(© 1998, Juliet Brown – http://members.optusnet.com.au/~bundlebliss/suggestions.htm)
Losing a pet is difficult and traumatic for many people. Our pets love us unconditionally, listen to us when we want to talk, and bring us so much joy. When it comes time to say goodbye to a special pet, it can break our hearts. Although some people may not understand the depth of our reaction to our pet’s death, it is important that we allow the grief process to do its work in order to slowly heal the pain.
When your pet dies, there are a thousand daily reminders of old routines and special shared times. The emptiness can be devastating, and the final memories seem too hard to bear, particularly if you saw your pet suffer. Painful as it is, it will help you if you can accept your grief now, and allow it to work its healing course in your life. The extent and intensity of your reactions may at times feel overwhelming, but this is not surprising when you think of all that you have lost in your relationship with your pet.
There may be some things you can do that will bring comfort to you in your time of grief. These may include things such as:
- having a funeral or memorial service for your pet
- writing your pet a letter ~ about your memories, and how much you love him/her and miss him/her
- writing a poem about the times you shared
- selecting your favourite photographs for enlargement and framing
- making a donation to an appropriate organisation in memory of your pet
- placing flowers in places that were of significance to you both
- lighting a Memory Candle in your pet’s name
- putting your pets toys, dishes etc. in a special place, such as a Memory Box
- walking the paths you once walked together
Above all, do whatever is comfortable for you.
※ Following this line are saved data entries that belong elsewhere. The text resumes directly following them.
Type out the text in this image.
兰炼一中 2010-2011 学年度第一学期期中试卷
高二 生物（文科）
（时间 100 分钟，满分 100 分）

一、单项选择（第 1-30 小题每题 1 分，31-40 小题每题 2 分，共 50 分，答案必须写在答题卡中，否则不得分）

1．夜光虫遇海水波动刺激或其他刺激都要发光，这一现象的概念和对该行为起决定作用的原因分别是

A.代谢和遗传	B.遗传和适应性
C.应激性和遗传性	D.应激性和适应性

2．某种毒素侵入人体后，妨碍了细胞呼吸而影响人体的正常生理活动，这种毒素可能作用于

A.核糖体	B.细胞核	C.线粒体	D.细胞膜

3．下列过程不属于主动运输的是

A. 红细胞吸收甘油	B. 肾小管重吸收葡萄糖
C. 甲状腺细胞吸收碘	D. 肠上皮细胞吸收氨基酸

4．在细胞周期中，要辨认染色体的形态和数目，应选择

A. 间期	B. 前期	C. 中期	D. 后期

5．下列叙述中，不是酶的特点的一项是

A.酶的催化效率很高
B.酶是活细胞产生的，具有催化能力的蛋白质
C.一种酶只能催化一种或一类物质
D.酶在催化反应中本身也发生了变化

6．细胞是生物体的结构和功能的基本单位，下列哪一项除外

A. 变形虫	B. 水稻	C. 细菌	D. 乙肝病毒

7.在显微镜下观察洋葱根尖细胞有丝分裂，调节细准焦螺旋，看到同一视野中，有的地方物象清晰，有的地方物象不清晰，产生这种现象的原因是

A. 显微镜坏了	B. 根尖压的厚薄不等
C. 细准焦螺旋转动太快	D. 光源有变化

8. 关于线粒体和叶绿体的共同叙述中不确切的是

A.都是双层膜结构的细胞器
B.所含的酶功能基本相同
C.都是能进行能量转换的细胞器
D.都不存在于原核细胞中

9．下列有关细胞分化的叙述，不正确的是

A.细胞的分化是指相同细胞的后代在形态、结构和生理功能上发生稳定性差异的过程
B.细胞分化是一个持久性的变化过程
Rituals can help your healing. as they encourage you to face and mourn your loss, and say goodbye in your own way.
Remember that you are not alone in your grief. Many people are devastated by the death of their companion animals. The pain may be so intense that you decide you do not want another pet. But your pain is a testimony of your love, and the special relationship you shared with your friend. One day, when the grief has eased, having another pet may seem desirable: the wonderful times you shared with your friend may prompt you to share your life with another animal. What greater honour is there of your dear pet’s memory?
Be kind and gentle to yourself, my friend. Don’t be surprised at the intensity or duration of your feelings of grief. Where you love deeply, you will grieve deeply. Allow the grief to teach you how much you loved and valued your animal companion. In time, there will be smiles through your tears, and the treasured memories of sharing your pet’s life will ease the agony of separation. You are a tender person who has taken the time to nurture another creature. And with every precious memory s/he has left you with, your special pet has returned that love to you a thousandfold.